The same holds true for external device settings; and any drivers that you had updated months/years ago and have totally forgotten about since they fixed those Windows crashes you were having.
Most applications also have options to reenter. Might be hard to remember them for those apps you installed a long time ago. Better write them down too, before the reset
You better also set aside many hours while Windows installs all the current updates.
So, yes, Windows can be reset, enabling you to start over from the very beginning, but it will be a long process to get Windows back to where it was prior to the reset. This can be difficult for experienced users but for all those folks who had someone else setup/customize their machine over the years, well…
You’re quite correct, and I don’t want to minimize the effort. Even so, sometimes it’s still less work and frustration than trying to track down some random problem. I will say that over the years I’ve become more and more tolerant of Windows default settings, and customize very little outside of what I find truly important to me.
Hey Microsoft: apparently going FORWARD in Win OSes (7->8->10) appears to be a BIG MISTAKE. Why not publish Win 9 (which was skipped rushing to force apparently untested Win 10 on us) ?? Win 9 could preserve the best already tested features of prior Win versions (like 7 and 8.1) and give users the option to continue using those features (like UI) to which we have become accustomed. Since the source code probably already exists and since end-users have previously discovered most of the bugs, Win 9 shd be a “no brainer”- agreed ??

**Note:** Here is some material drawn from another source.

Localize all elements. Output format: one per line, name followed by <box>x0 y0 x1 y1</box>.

There never was a Windows 9, nor will there ever be. The next version of Windows after Windows 8(.1) was simply named 10 instead of 9. We still really don’t have a definitive answer as to why.
Every major version has had people calling for a “can’t you just give is a more stable version of what we had before instead?”. And you’ll notice it has never, ever, happened. It’s not going to happen now. It’s never a no-brainer — the costs to spin up any additional version of Windows are enormous.
My advice: learn to live with Windows 10 (not suggesting you like it, just live with it), or switch to one of the alternatives like Linux, a Mac, or a ChromeBook. What you’re suggesting will never happen.
It’s because 7 ate 9.
I don’t believe Microsoft ever developed a Windows 9. They skipped over the number, not the OS. And the user interface is literally the tip of the OS iceberg. It wouldn’t take much to change that. In fact programs like Classic Shell restore most of the interface features of previous OSes. It simply a matter of UI aesthetics.